We determined that we’d make a film telling seven real-life stories, with seven accompanying poems – roughly one for every 100,000 British soldiers who died in the war, although we also wanted to include not just those who lost their lives but also those who worked, grieved and even survived.

Initially, I was taken with the idea of writing a series of poems inspired by objects connected to each story. The idea had a useful logic to it, and inanimate objects lend themselves naturally to storytelling and metaphor-making.

Little things also bring about concentration and focus; cigarette cases, letters requesting new socks, spent bullet cases - the objects of everyday life are always more persuasive than big philosophical concepts, reams of information or mind-numbing statistics.

But at that stage I hadn't met any of the contributors or characters in the film. In his book Pieces of Light, Charles Fernyhough notes that memories are about the past but the act of remembering must happen in the present tense.

Every time we remember, we remake and perhaps remodel our connection with the past. As I began to meet close relatives of those who had taken part in the war, I heard vivid, powerful recollections. Love for the lost remained very much alive.

Sea Sketch

In the the small town of Etretat in Normandy, Armitage follows the story of nurse Edie Appleton through her detailed diary entries and sketches.

Her great nephew Dick Robinson reads Sea Sketch, which recalls Edie’s care of soldiers and the comforting effect of the English Channel where she swam.
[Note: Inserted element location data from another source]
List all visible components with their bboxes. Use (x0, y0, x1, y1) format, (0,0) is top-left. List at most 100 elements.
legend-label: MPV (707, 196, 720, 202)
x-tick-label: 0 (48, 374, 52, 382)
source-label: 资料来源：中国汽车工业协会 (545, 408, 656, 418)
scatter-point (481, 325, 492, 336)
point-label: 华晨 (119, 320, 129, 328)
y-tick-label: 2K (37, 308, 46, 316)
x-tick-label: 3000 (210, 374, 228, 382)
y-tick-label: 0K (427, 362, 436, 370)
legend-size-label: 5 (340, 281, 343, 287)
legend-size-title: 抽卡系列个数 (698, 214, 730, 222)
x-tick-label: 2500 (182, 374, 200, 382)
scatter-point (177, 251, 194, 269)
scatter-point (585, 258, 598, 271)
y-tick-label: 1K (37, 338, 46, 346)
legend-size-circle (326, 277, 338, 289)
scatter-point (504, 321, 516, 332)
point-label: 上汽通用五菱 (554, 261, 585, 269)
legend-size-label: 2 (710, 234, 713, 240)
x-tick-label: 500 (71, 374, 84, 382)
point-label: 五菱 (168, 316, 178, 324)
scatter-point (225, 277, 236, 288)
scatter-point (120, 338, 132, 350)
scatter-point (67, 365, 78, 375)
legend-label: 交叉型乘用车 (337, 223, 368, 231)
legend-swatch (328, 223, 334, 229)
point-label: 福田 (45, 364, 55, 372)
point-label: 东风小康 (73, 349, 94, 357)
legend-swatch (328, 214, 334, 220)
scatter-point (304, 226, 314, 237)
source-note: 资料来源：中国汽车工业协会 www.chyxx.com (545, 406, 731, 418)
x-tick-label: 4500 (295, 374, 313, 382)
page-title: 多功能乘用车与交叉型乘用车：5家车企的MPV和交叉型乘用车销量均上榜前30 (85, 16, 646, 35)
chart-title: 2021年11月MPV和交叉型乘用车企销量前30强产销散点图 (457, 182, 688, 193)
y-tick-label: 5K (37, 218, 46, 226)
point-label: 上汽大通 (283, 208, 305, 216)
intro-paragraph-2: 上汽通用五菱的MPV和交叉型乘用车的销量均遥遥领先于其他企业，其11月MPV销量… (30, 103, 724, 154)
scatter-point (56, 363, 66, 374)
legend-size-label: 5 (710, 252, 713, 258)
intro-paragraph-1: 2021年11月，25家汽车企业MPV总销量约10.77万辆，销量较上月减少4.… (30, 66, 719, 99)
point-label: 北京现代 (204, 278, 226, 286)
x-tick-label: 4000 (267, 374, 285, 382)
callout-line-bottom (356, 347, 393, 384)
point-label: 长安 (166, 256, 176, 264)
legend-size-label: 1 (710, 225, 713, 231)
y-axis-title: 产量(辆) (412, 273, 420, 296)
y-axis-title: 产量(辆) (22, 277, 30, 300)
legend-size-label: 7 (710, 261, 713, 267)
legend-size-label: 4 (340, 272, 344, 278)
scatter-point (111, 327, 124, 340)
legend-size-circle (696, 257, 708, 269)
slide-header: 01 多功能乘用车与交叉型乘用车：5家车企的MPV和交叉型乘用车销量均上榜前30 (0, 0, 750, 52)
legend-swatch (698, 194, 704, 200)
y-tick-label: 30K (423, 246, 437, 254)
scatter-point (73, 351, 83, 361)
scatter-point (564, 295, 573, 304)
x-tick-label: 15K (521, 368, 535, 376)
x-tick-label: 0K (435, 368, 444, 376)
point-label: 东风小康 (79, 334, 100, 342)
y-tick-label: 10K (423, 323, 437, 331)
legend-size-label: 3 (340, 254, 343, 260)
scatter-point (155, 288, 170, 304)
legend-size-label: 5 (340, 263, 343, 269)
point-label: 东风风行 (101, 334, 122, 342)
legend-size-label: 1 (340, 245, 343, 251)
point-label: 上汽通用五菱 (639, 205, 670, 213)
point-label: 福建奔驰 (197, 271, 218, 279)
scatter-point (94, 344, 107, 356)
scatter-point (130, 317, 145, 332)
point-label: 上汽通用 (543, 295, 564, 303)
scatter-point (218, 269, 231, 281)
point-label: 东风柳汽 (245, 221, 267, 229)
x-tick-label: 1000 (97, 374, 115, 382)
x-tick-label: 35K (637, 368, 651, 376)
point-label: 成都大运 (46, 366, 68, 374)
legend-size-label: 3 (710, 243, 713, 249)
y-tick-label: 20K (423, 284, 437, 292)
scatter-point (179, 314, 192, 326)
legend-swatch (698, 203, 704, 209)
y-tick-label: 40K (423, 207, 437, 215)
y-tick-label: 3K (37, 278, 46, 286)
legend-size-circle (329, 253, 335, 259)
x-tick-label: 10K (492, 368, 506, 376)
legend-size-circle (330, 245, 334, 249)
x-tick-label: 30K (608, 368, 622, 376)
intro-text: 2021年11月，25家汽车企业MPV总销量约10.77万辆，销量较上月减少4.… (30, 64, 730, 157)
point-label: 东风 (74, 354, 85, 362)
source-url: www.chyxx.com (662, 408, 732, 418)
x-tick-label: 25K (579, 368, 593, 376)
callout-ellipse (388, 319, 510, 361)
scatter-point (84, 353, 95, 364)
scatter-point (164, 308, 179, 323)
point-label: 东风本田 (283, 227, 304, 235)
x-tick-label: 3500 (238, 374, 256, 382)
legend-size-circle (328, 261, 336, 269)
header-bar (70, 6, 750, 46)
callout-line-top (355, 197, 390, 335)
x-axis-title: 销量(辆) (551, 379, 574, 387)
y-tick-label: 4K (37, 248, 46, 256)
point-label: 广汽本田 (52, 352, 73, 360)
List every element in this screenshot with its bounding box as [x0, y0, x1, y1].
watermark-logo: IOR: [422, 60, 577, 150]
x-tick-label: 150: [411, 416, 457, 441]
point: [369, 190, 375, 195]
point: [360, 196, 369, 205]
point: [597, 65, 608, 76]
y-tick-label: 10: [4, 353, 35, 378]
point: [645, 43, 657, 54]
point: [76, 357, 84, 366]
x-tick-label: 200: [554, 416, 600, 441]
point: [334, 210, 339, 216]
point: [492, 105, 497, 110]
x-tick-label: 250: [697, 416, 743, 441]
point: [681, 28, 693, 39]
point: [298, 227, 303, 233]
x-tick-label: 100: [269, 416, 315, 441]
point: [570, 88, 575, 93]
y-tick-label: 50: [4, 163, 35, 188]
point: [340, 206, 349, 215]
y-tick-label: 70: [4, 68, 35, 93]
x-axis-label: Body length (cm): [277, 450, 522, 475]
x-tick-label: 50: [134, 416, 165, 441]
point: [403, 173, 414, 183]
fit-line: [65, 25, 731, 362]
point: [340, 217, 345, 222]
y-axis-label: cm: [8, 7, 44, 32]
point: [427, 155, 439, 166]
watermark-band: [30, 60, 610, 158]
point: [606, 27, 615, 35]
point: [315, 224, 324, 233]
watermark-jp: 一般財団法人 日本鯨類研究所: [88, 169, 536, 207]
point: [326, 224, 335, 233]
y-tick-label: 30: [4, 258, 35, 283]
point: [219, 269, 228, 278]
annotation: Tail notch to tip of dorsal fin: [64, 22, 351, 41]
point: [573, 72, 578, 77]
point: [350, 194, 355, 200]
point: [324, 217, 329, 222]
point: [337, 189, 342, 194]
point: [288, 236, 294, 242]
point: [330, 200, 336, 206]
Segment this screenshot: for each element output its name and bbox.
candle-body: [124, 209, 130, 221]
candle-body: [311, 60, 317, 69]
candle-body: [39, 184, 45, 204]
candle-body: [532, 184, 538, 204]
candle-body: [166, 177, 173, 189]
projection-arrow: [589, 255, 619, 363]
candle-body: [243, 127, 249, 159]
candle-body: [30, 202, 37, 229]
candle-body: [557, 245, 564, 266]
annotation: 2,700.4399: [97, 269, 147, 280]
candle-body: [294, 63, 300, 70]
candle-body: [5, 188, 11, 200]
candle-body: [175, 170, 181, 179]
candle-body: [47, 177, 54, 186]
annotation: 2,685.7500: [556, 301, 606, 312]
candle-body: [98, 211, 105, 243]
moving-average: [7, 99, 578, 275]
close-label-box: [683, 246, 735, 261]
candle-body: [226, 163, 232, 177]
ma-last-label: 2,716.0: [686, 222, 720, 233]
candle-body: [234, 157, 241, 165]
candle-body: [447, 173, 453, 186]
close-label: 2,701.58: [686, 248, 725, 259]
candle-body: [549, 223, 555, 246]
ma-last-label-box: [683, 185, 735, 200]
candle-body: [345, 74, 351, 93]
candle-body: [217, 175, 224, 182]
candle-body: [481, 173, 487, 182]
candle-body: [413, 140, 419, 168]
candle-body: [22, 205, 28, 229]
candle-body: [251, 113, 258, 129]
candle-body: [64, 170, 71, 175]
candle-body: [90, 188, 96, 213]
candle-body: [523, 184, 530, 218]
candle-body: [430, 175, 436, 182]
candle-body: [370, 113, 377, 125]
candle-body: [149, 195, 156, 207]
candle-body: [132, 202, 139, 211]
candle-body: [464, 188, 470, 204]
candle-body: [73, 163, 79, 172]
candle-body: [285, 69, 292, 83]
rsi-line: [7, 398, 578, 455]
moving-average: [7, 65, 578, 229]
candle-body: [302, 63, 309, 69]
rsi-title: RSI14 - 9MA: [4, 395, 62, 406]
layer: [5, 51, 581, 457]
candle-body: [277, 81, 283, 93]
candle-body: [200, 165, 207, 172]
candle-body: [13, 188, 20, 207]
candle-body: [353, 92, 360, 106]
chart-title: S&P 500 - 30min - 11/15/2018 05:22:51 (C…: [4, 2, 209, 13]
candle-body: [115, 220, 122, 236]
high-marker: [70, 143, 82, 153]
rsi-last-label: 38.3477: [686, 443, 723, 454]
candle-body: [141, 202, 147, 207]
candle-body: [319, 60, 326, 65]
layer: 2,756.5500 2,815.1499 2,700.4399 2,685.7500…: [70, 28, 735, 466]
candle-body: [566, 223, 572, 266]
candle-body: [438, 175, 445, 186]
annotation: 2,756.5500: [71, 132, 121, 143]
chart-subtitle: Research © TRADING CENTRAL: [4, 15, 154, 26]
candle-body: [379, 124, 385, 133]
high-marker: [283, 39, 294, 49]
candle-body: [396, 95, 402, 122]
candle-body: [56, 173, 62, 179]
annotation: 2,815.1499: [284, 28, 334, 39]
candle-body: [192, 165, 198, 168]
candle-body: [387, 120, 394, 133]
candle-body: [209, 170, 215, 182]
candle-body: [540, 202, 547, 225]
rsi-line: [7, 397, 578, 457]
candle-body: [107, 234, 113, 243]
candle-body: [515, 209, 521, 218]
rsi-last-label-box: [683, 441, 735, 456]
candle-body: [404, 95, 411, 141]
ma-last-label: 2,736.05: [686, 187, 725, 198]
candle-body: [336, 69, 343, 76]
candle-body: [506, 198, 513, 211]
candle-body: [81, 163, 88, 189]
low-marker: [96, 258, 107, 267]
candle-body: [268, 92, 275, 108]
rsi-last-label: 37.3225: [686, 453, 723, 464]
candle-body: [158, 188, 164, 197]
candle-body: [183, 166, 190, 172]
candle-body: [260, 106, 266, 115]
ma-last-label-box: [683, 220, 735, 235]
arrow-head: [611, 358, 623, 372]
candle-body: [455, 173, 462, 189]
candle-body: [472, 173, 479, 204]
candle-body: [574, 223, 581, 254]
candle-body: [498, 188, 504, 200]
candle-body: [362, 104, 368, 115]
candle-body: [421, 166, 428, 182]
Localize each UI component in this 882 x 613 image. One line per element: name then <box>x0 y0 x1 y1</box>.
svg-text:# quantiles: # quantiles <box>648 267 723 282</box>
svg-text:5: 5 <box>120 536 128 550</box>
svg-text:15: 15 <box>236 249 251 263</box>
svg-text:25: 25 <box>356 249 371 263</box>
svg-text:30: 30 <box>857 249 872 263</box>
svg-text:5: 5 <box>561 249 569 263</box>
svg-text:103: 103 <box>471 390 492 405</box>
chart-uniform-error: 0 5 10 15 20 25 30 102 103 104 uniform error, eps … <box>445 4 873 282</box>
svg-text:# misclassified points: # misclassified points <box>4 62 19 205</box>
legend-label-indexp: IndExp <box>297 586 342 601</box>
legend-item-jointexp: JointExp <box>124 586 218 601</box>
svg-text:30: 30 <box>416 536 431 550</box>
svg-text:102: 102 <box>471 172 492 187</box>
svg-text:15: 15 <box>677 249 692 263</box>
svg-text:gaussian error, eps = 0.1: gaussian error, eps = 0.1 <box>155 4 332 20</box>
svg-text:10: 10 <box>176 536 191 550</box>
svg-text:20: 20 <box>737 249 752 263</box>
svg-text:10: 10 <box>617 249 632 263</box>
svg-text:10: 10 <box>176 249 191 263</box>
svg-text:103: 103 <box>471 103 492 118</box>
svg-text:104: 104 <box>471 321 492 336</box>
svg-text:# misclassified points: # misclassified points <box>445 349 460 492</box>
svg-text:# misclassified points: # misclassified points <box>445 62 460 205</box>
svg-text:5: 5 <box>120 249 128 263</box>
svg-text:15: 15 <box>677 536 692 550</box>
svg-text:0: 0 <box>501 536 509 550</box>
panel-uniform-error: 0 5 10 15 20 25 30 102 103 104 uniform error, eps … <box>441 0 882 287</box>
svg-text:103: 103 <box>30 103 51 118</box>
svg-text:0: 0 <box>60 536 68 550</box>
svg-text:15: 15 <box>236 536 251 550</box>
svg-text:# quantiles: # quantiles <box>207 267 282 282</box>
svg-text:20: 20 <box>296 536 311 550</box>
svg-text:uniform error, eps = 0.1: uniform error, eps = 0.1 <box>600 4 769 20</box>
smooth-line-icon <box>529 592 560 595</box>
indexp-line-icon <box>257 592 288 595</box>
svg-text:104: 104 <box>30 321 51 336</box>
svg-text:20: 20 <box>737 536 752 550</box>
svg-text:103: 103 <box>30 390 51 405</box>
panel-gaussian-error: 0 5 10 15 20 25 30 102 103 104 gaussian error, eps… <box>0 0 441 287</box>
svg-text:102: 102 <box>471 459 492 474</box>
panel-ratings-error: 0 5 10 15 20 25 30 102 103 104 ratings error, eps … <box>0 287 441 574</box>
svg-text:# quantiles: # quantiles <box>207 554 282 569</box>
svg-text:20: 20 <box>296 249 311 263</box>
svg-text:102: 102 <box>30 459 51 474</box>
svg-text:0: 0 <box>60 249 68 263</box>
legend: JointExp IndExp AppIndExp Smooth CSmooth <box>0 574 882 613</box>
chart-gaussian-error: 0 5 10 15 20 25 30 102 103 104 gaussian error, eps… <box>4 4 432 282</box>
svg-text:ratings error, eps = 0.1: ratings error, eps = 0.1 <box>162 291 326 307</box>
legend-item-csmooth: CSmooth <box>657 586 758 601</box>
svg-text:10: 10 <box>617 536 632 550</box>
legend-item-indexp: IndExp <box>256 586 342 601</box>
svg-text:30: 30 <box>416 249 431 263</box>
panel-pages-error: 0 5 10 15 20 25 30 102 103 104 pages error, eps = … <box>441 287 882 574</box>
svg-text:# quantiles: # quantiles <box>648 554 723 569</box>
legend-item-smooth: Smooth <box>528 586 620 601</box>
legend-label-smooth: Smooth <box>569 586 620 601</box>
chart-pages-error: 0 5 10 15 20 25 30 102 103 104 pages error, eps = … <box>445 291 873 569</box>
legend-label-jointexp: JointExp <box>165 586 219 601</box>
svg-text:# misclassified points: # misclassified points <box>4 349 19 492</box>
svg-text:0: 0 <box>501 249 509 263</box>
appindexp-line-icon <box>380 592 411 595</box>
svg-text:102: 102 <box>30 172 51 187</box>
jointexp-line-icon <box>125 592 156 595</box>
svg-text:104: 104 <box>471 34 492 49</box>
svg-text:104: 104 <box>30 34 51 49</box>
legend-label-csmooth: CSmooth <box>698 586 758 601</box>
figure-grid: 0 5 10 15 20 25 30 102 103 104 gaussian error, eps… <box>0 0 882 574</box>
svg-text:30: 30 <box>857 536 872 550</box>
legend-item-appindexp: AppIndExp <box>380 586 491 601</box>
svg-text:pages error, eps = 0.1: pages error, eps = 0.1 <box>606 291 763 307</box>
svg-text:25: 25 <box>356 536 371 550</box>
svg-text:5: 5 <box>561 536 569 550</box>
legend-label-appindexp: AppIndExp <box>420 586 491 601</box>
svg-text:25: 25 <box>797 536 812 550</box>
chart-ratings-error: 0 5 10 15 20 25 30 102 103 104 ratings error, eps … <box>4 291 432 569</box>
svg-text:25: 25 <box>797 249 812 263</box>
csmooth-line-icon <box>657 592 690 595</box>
Dick Robinson is the great nephew of Edie Appleton, a nurse who tended the sick and dying throughout the war. I’d read Edie’s diary, which Dick has published. It’s a moving and absorbing account of a woman doing her best to patch up thousands of men, both mentally and physically.

All the people I wrote about became as familiar and present as Edie

The diary is also full of simple, innocent sketches of Normandy sunsets, stick figures swimming in the sea and tiny illustrations of lace. Edie was no Monet, but her images and hand-written words made her real to me. Her diary was no longer just a document; it was testimony, witnessing, created by a human being trying to make sense of the madness around her.

Dick's fond recollection of his formidable great aunt, and his struggle to connect this elderly lady with the gutsy young author of the diary made things even more real. The resulting poem crystallised quickly: I tried to catch Edie’s tone of voice, and Dick read it on the beach at Etretat, Normandy – one of her favourite places during her service.

As the filming progressed so did the writing - sometimes simultaneously. The intervening century seemed to vanish, and all the people I wrote about became as familiar and present as Edie.

There was James Bennett, who tunneled out of Holzminden prison camp and whose poem was read by his daughter Laurie Vaughan; Arthur Brown, the Wolds Wagoner whose poem was read by his grandson Ted Atkinson; Amy Beechey, who lost five sons in the war, and Arthur Heath, shot in the neck on his 28th birthday.

In the end, only two of the poems were actually ‘about’ objects – one, a pressed poppy which soldier Joseph Shaddick sent home to Devon, which now lies pale and brittle in the archive of the Imperial War Museum; the other, the Clyne War Memorial, a clock tower in the Scottish Highlands, paid for by local people to commemorate local men who had given their lives.

It's a building that combines both enduring symbolism and everyday function, and at the end of the film I try to echo those themes with an edifice in words - a poem, in fact. It ends:

What better way

to monumentalise

the scattered lost

within the clockwork of the mind

than honour them

with stone and time

The Great War - An Elegy: A Culture Show Special is on BBC Two at 8pm, Saturday 8 November, as part of the BBC’s World War One centenary season.

Memorial

The final destination on Armitage’s journey is the village of Brora in Sutherland in the Scottish Highlands, where he reads his poem Memorial.

The unique Clyne War Memorial is a clocktower which chimes every 15 minutes for military personnel from the area who have died in various conflicts down the years.